Wrestling is a family tradition in the Kimmel household. All five brothers wrestled for the Covington Buccaneers and all five had stellar careers on the mat.
Rodney Kimmel was the fourth of the five brothers to come along. The oldest of the brothers, Rusty, recorded the best single season winning percentage in Buccaneer history in 1976 with a 25-1 record, until Logan Brown broke the record 29 years later with a 50-1 record.
Next came Randy Kimmel, who became the first Covington wrestler to reach the state meet in 1978. Randy was also the first to earn a repeat trip to state in 1979, a year that he finished 24-2.
The third of the five brothers was Ryan Kimmel who wrestled his way to a Sectional Championship in 1982.
The success of his older brothers left Rodney with huge shoes to fill as he took to the mats at the high school level in 1983. He didn’t disappoint as he qualified for the state meet in 1985 as a junior and narrowly missed a return trip as a senior.

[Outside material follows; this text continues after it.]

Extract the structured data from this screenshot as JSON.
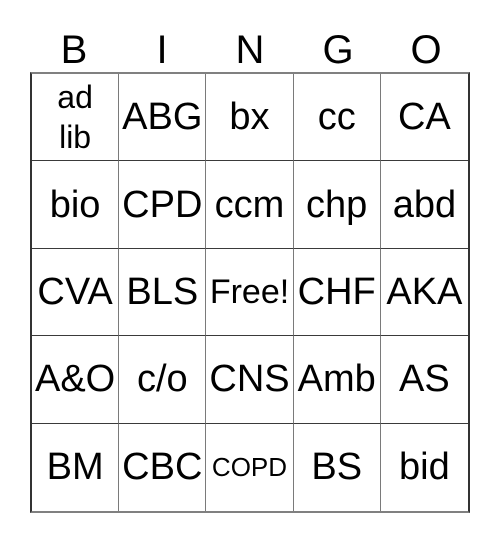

“Oh man, I loved wrestling,” said Rodney. “It’s just you and the other guy…one-on-one to see who’s better. I was lucky, if you call it lucky, because I had older brothers who worked me over pretty good. That taught me a lot about the sport. We use to have some pretty heated matches on the living room floor growing up. I remember my older brothers would work on me and Ray (the youngest) all of the time. Wrestling practice was easy compared to wrestling Rusty and Randy.”

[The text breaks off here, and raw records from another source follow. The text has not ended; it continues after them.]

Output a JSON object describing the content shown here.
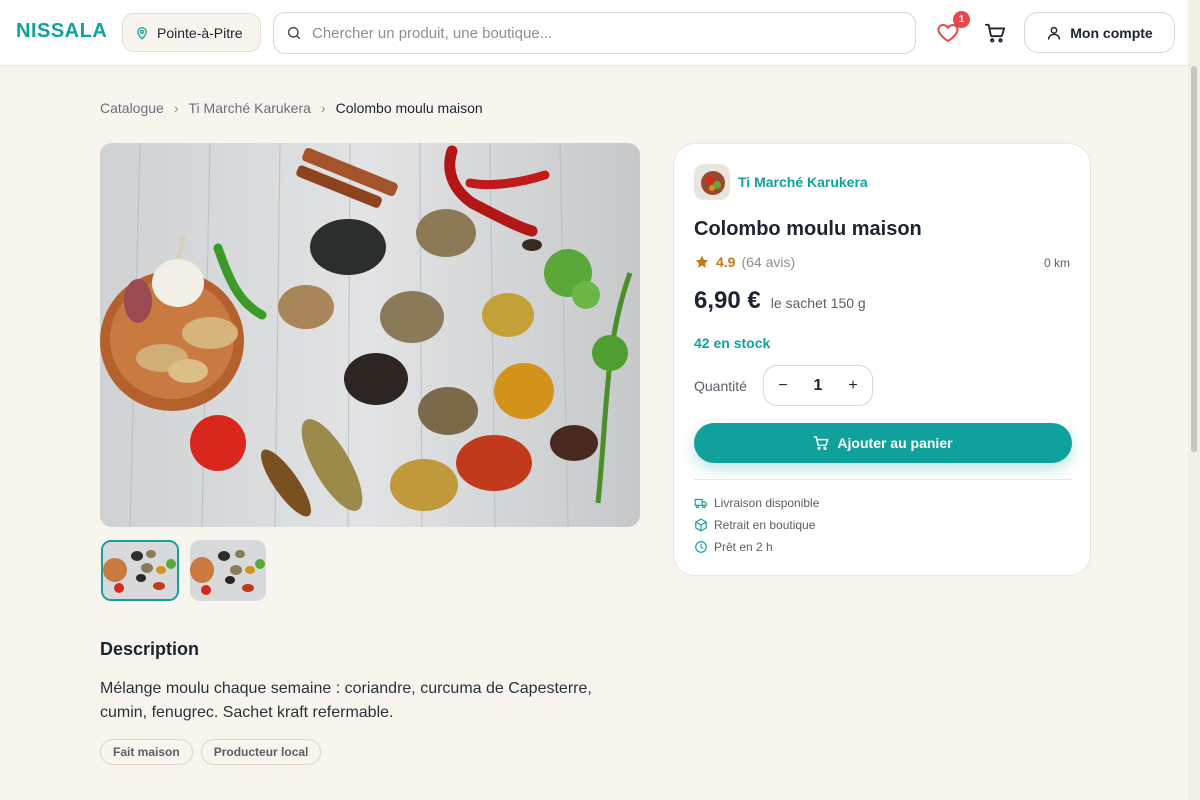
{
  "header": {
    "brand": "NISSALA",
    "location": "Pointe-à-Pitre",
    "search_placeholder": "Chercher un produit, une boutique...",
    "wishlist_count": "1",
    "account_label": "Mon compte"
  },
  "breadcrumb": [
    "Catalogue",
    "Ti Marché Karukera",
    "Colombo moulu maison"
  ],
  "product": {
    "shop_name": "Ti Marché Karukera",
    "title": "Colombo moulu maison",
    "rating": "4.9",
    "reviews": "(64 avis)",
    "distance": "0 km",
    "price": "6,90 €",
    "unit": "le sachet 150 g",
    "stock": "42 en stock",
    "quantity_label": "Quantité",
    "quantity": "1",
    "minus": "−",
    "plus": "+",
    "add_to_cart": "Ajouter au panier",
    "features": [
      "Livraison disponible",
      "Retrait en boutique",
      "Prêt en 2 h"
    ]
  },
  "description": {
    "title": "Description",
    "text": "Mélange moulu chaque semaine : coriandre, curcuma de Capesterre, cumin, fenugrec. Sachet kraft refermable.",
    "tags": [
      "Fait maison",
      "Producteur local"
    ]
  },
  "colors": {
    "accent": "#11a19c",
    "background": "#f8f4ee",
    "badge": "#e8464e",
    "rating": "#c27a12"
  }
}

Being the lone Covington wrestler to qualify for state his junior year, Kimmel was blown away by the experience.
“I remember walking into that arena (St. Johns in Columbus) and my knees were shaking,” said Kimmel. “I was so awe struck that I forgot what I was there for. I wrestled the best I could under the circumstances, but I wish I could have made it back there because I know I would have done much better the next time.”
Kimmel’s chances of returning to state were virtually derailed before wrestling season even started his senior year. He suffered a major concussion as a result of a three-wheeler accident, which cost him his senior season of football and put him behind in being prepared for wrestling.

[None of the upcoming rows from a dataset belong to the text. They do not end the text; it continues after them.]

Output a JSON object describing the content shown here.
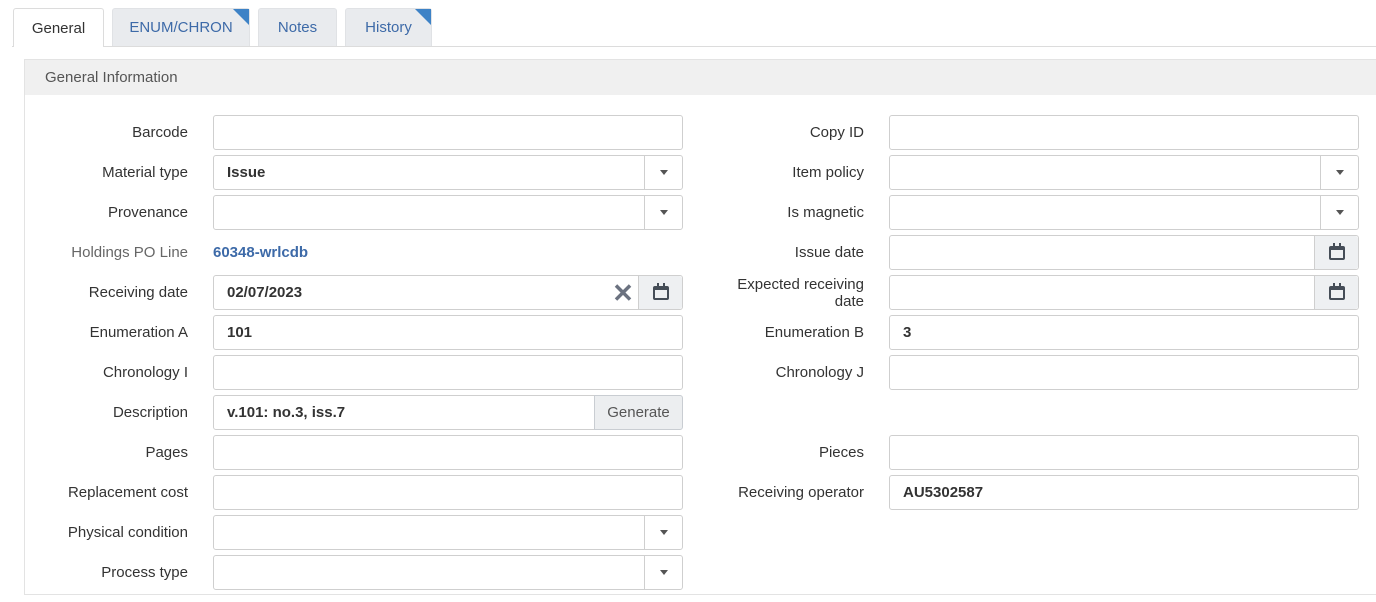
{
  "tabs": [
    {
      "label": "General",
      "active": true
    },
    {
      "label": "ENUM/CHRON",
      "active": false
    },
    {
      "label": "Notes",
      "active": false
    },
    {
      "label": "History",
      "active": false
    }
  ],
  "panel": {
    "title": "General Information"
  },
  "left": {
    "barcode": {
      "label": "Barcode",
      "value": ""
    },
    "material_type": {
      "label": "Material type",
      "value": "Issue"
    },
    "provenance": {
      "label": "Provenance",
      "value": ""
    },
    "holdings_po_line": {
      "label": "Holdings PO Line",
      "value": "60348-wrlcdb"
    },
    "receiving_date": {
      "label": "Receiving date",
      "value": "02/07/2023"
    },
    "enumeration_a": {
      "label": "Enumeration A",
      "value": "101"
    },
    "chronology_i": {
      "label": "Chronology I",
      "value": ""
    },
    "description": {
      "label": "Description",
      "value": "v.101: no.3, iss.7",
      "button": "Generate"
    },
    "pages": {
      "label": "Pages",
      "value": ""
    },
    "replacement_cost": {
      "label": "Replacement cost",
      "value": ""
    },
    "physical_condition": {
      "label": "Physical condition",
      "value": ""
    },
    "process_type": {
      "label": "Process type",
      "value": ""
    }
  },
  "right": {
    "copy_id": {
      "label": "Copy ID",
      "value": ""
    },
    "item_policy": {
      "label": "Item policy",
      "value": ""
    },
    "is_magnetic": {
      "label": "Is magnetic",
      "value": ""
    },
    "issue_date": {
      "label": "Issue date",
      "value": ""
    },
    "expected_receiving_date": {
      "label_line1": "Expected receiving",
      "label_line2": "date",
      "value": ""
    },
    "enumeration_b": {
      "label": "Enumeration B",
      "value": "3"
    },
    "chronology_j": {
      "label": "Chronology J",
      "value": ""
    },
    "pieces": {
      "label": "Pieces",
      "value": ""
    },
    "receiving_operator": {
      "label": "Receiving operator",
      "value": "AU5302587"
    }
  },
  "icons": {
    "dropdown": "chevron-down-icon",
    "calendar": "calendar-icon",
    "clear": "close-icon",
    "tab_marker": "corner-flag-icon"
  },
  "colors": {
    "link": "#3d6aa8",
    "tab_marker": "#3d82c6",
    "header_bg": "#f0f0f0"
  }
}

“You know, we (Rodney and his friends growing up) would do some crazy stuff,” laughed Kimmel. “Ray (Rod’s youngest brother) and I were goofing off and I ended up wiping out on the three-wheeler and suffered a head injury. It was a hard lesson because I missed the last half of the football season and we had a great team that year. I also set myself behind in wrestling because I had worked so hard to get back to state and being laid up for a while set me back.”
Although not 100%, Kimmel returned to wrestling and put together a solid senior season with a 29-4 record. Unfortunately, he never made it back to state, losing in the regionals.
“That’s something that sticks with you for a long, long time,” Kimmel described regarding his disappointment. “As you get older you regret some of the mistakes you made and I guess that’s a part of growing up.”
After graduating in 1986, Kimmel searched for another sport to satisfy his taste for competition like wrestling did for him in high school. He found it in another one-on-one sport, boxing.
In June of 1986, Kimmel made a trip to the Troy Recreation Center and began an amateur boxing career that took him straight to a Golden Gloves Championship in 1987.
He then took up karate for a few years before settling down to raise a family.
“I had fun in both sports (boxing and karate), but nothing compares to wrestling,” Kimmel said. “I had some great times and made a lot of great friends in wrestling. I wouldn’t change my experience for anything.”
Kimmel continues to live in Covington with his wife and high school sweetheart, Stacy and their three children, Hunter, Alyssa and Marina.